Knitting & crochet sale launched, plus more new Moda fabrics!

 If you're anything like me, quilting won't be your only hobby! Personally I crochet and tat as well, so for all those who also like the wool and thread crafts we've just launched our knitting and crochet sale - with 20% off all knitting needles, knitting tools, crochet hooks and crochet tools you can pick up a bargain to feed your other crafty hobbies today!

Also new this week is the full Moda Simply Colorful patchwork fabric range - Simply Colorful by V and Co for Moda is the ideal range if you love vibrant colour and bold patterns! In bright yellow, deep orange and warm red, the range has fun geometrics and softer florals in each of the three colours, working well with plains or great for making a statement on their own. We have fat quarter packs and stash packs availabe in red, orange and yellow, great to build your stash or for when you need lots of different prints in a certain colour range.

Thursday, 10 September 2015

Glow in the Dark patchwork fabrics from Timeless Treasures now available!

We don't often get fabrics in for Halloween, but I couldn't resist these! The Glow in the Dark fabric range from Timeless Treasures does what it says on the tin, all the white on the fabrics glows after the lights go out, making them brilliant for costumes and Halloween decorations (the stash pack or fat quarter pack would be great for bunting)!

Wednesday, 9 September 2015

Lewis & Irene Bumbleberries ful Autumn 2015 collection now available.
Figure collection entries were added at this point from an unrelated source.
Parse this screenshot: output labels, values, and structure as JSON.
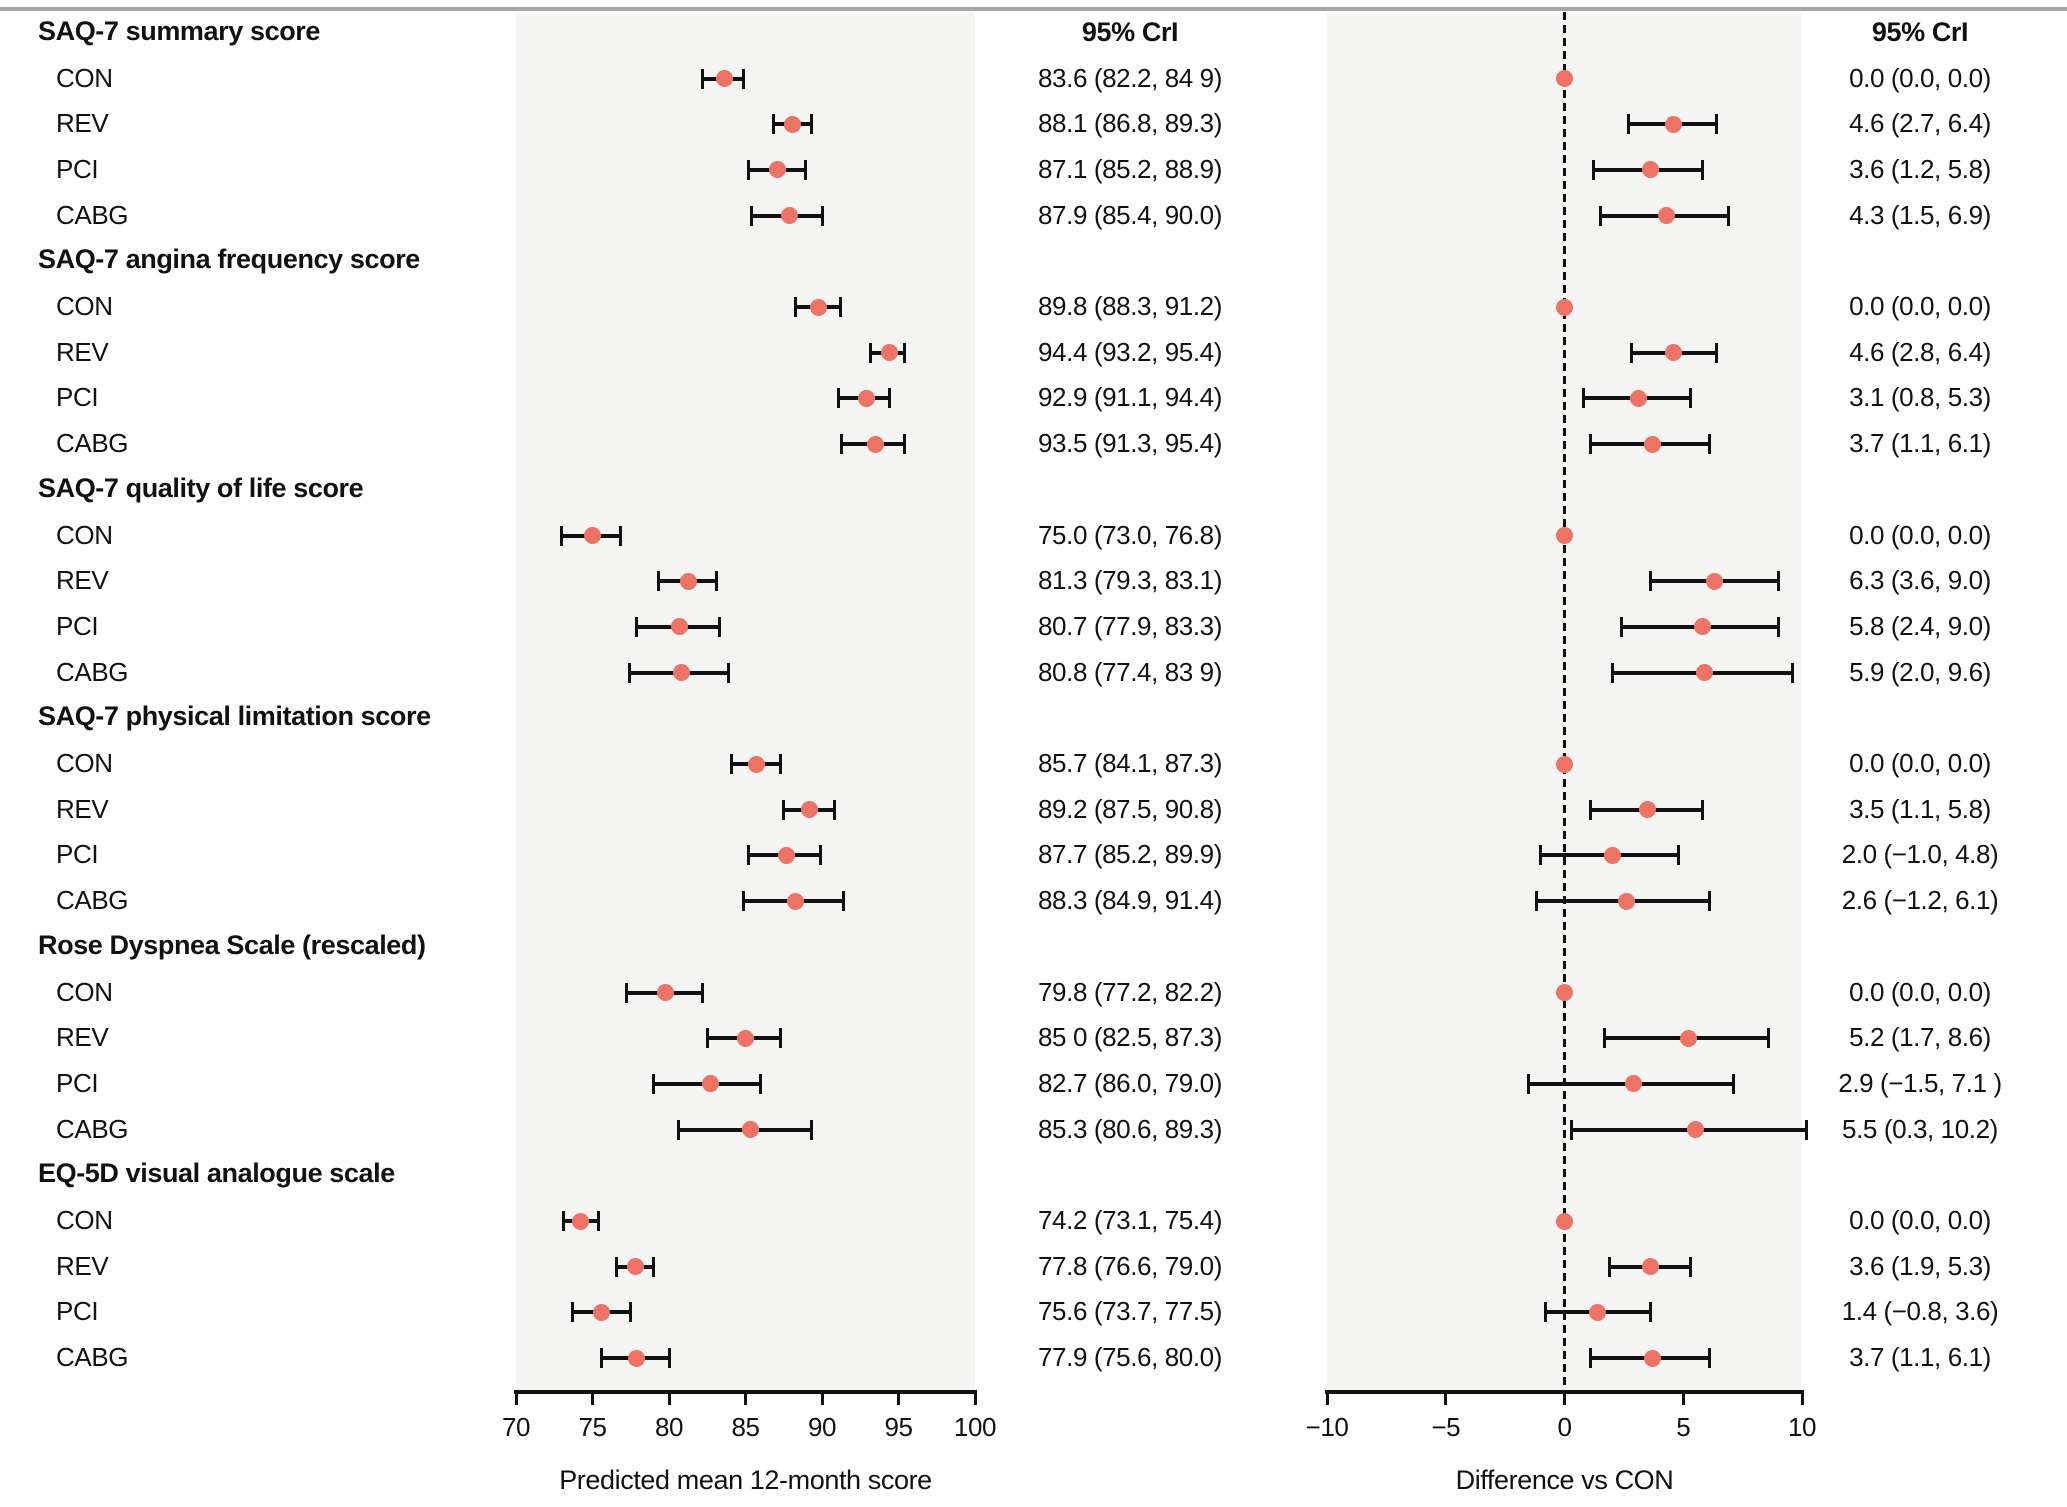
{
  "colors": {
    "marker": "#ee7365",
    "panel_bg": "#f5f5f3",
    "top_rule": "#a6a6a6",
    "interval_line": "#111111"
  },
  "chart_data": {
    "type": "forest",
    "groups": [
      "CON",
      "REV",
      "PCI",
      "CABG"
    ],
    "left_panel": {
      "ci_header": "95% CrI",
      "xlabel": "Predicted mean 12-month score",
      "xlim": [
        70,
        100
      ],
      "xtick_values": [
        70,
        75,
        80,
        85,
        90,
        95,
        100
      ],
      "xtick_labels": [
        "70",
        "75",
        "80",
        "85",
        "90",
        "95",
        "100"
      ]
    },
    "right_panel": {
      "ci_header": "95% CrI",
      "xlabel": "Difference vs CON",
      "xlim": [
        -10,
        10
      ],
      "xtick_values": [
        -10,
        -5,
        0,
        5,
        10
      ],
      "xtick_labels": [
        "−10",
        "−5",
        "0",
        "5",
        "10"
      ],
      "reference_line": 0
    },
    "sections": [
      {
        "title": "SAQ-7 summary score",
        "rows": [
          {
            "label": "CON",
            "mean": 83.6,
            "ci": [
              82.2,
              84.9
            ],
            "ci_text": "83.6 (82.2, 84 9)",
            "diff": 0.0,
            "diff_ci": [
              0.0,
              0.0
            ],
            "diff_text": "0.0 (0.0, 0.0)"
          },
          {
            "label": "REV",
            "mean": 88.1,
            "ci": [
              86.8,
              89.3
            ],
            "ci_text": "88.1 (86.8, 89.3)",
            "diff": 4.6,
            "diff_ci": [
              2.7,
              6.4
            ],
            "diff_text": "4.6 (2.7, 6.4)"
          },
          {
            "label": "PCI",
            "mean": 87.1,
            "ci": [
              85.2,
              88.9
            ],
            "ci_text": "87.1 (85.2, 88.9)",
            "diff": 3.6,
            "diff_ci": [
              1.2,
              5.8
            ],
            "diff_text": "3.6 (1.2, 5.8)"
          },
          {
            "label": "CABG",
            "mean": 87.9,
            "ci": [
              85.4,
              90.0
            ],
            "ci_text": "87.9 (85.4, 90.0)",
            "diff": 4.3,
            "diff_ci": [
              1.5,
              6.9
            ],
            "diff_text": "4.3 (1.5, 6.9)"
          }
        ]
      },
      {
        "title": "SAQ-7 angina frequency score",
        "rows": [
          {
            "label": "CON",
            "mean": 89.8,
            "ci": [
              88.3,
              91.2
            ],
            "ci_text": "89.8 (88.3, 91.2)",
            "diff": 0.0,
            "diff_ci": [
              0.0,
              0.0
            ],
            "diff_text": "0.0 (0.0, 0.0)"
          },
          {
            "label": "REV",
            "mean": 94.4,
            "ci": [
              93.2,
              95.4
            ],
            "ci_text": "94.4 (93.2, 95.4)",
            "diff": 4.6,
            "diff_ci": [
              2.8,
              6.4
            ],
            "diff_text": "4.6 (2.8, 6.4)"
          },
          {
            "label": "PCI",
            "mean": 92.9,
            "ci": [
              91.1,
              94.4
            ],
            "ci_text": "92.9 (91.1, 94.4)",
            "diff": 3.1,
            "diff_ci": [
              0.8,
              5.3
            ],
            "diff_text": "3.1 (0.8, 5.3)"
          },
          {
            "label": "CABG",
            "mean": 93.5,
            "ci": [
              91.3,
              95.4
            ],
            "ci_text": "93.5 (91.3, 95.4)",
            "diff": 3.7,
            "diff_ci": [
              1.1,
              6.1
            ],
            "diff_text": "3.7 (1.1, 6.1)"
          }
        ]
      },
      {
        "title": "SAQ-7 quality of life score",
        "rows": [
          {
            "label": "CON",
            "mean": 75.0,
            "ci": [
              73.0,
              76.8
            ],
            "ci_text": "75.0 (73.0, 76.8)",
            "diff": 0.0,
            "diff_ci": [
              0.0,
              0.0
            ],
            "diff_text": "0.0 (0.0, 0.0)"
          },
          {
            "label": "REV",
            "mean": 81.3,
            "ci": [
              79.3,
              83.1
            ],
            "ci_text": "81.3 (79.3, 83.1)",
            "diff": 6.3,
            "diff_ci": [
              3.6,
              9.0
            ],
            "diff_text": "6.3 (3.6, 9.0)"
          },
          {
            "label": "PCI",
            "mean": 80.7,
            "ci": [
              77.9,
              83.3
            ],
            "ci_text": "80.7 (77.9, 83.3)",
            "diff": 5.8,
            "diff_ci": [
              2.4,
              9.0
            ],
            "diff_text": "5.8 (2.4, 9.0)"
          },
          {
            "label": "CABG",
            "mean": 80.8,
            "ci": [
              77.4,
              83.9
            ],
            "ci_text": "80.8 (77.4, 83 9)",
            "diff": 5.9,
            "diff_ci": [
              2.0,
              9.6
            ],
            "diff_text": "5.9 (2.0, 9.6)"
          }
        ]
      },
      {
        "title": "SAQ-7 physical limitation score",
        "rows": [
          {
            "label": "CON",
            "mean": 85.7,
            "ci": [
              84.1,
              87.3
            ],
            "ci_text": "85.7 (84.1, 87.3)",
            "diff": 0.0,
            "diff_ci": [
              0.0,
              0.0
            ],
            "diff_text": "0.0 (0.0, 0.0)"
          },
          {
            "label": "REV",
            "mean": 89.2,
            "ci": [
              87.5,
              90.8
            ],
            "ci_text": "89.2 (87.5, 90.8)",
            "diff": 3.5,
            "diff_ci": [
              1.1,
              5.8
            ],
            "diff_text": "3.5 (1.1, 5.8)"
          },
          {
            "label": "PCI",
            "mean": 87.7,
            "ci": [
              85.2,
              89.9
            ],
            "ci_text": "87.7 (85.2, 89.9)",
            "diff": 2.0,
            "diff_ci": [
              -1.0,
              4.8
            ],
            "diff_text": "2.0 (−1.0, 4.8)"
          },
          {
            "label": "CABG",
            "mean": 88.3,
            "ci": [
              84.9,
              91.4
            ],
            "ci_text": "88.3 (84.9, 91.4)",
            "diff": 2.6,
            "diff_ci": [
              -1.2,
              6.1
            ],
            "diff_text": "2.6 (−1.2, 6.1)"
          }
        ]
      },
      {
        "title": "Rose Dyspnea Scale (rescaled)",
        "rows": [
          {
            "label": "CON",
            "mean": 79.8,
            "ci": [
              77.2,
              82.2
            ],
            "ci_text": "79.8 (77.2, 82.2)",
            "diff": 0.0,
            "diff_ci": [
              0.0,
              0.0
            ],
            "diff_text": "0.0 (0.0, 0.0)"
          },
          {
            "label": "REV",
            "mean": 85.0,
            "ci": [
              82.5,
              87.3
            ],
            "ci_text": "85 0 (82.5, 87.3)",
            "diff": 5.2,
            "diff_ci": [
              1.7,
              8.6
            ],
            "diff_text": "5.2 (1.7, 8.6)"
          },
          {
            "label": "PCI",
            "mean": 82.7,
            "ci": [
              79.0,
              86.0
            ],
            "ci_text": "82.7 (86.0, 79.0)",
            "diff": 2.9,
            "diff_ci": [
              -1.5,
              7.1
            ],
            "diff_text": "2.9 (−1.5, 7.1 )"
          },
          {
            "label": "CABG",
            "mean": 85.3,
            "ci": [
              80.6,
              89.3
            ],
            "ci_text": "85.3 (80.6, 89.3)",
            "diff": 5.5,
            "diff_ci": [
              0.3,
              10.2
            ],
            "diff_text": "5.5 (0.3, 10.2)"
          }
        ]
      },
      {
        "title": "EQ-5D visual analogue scale",
        "rows": [
          {
            "label": "CON",
            "mean": 74.2,
            "ci": [
              73.1,
              75.4
            ],
            "ci_text": "74.2 (73.1, 75.4)",
            "diff": 0.0,
            "diff_ci": [
              0.0,
              0.0
            ],
            "diff_text": "0.0 (0.0, 0.0)"
          },
          {
            "label": "REV",
            "mean": 77.8,
            "ci": [
              76.6,
              79.0
            ],
            "ci_text": "77.8 (76.6, 79.0)",
            "diff": 3.6,
            "diff_ci": [
              1.9,
              5.3
            ],
            "diff_text": "3.6 (1.9, 5.3)"
          },
          {
            "label": "PCI",
            "mean": 75.6,
            "ci": [
              73.7,
              77.5
            ],
            "ci_text": "75.6 (73.7, 77.5)",
            "diff": 1.4,
            "diff_ci": [
              -0.8,
              3.6
            ],
            "diff_text": "1.4 (−0.8, 3.6)"
          },
          {
            "label": "CABG",
            "mean": 77.9,
            "ci": [
              75.6,
              80.0
            ],
            "ci_text": "77.9 (75.6, 80.0)",
            "diff": 3.7,
            "diff_ci": [
              1.1,
              6.1
            ],
            "diff_text": "3.7 (1.1, 6.1)"
          }
        ]
      }
    ]
  }
}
The Bumbleberries patchwork fabrics are Lewis and Irene's gorgeous range of blenders, and each season they bring out a new range of colours to complement the print ranges also newly available. This is the full Autumn 2015 collection, full of warm Autumnal colours such as browns, reds, greens and creams.
This will not be an ongoing range, however we will be getting two other Lewis & Irene print collections delivered soon so these are the ideal complementary fabrics to match up with them!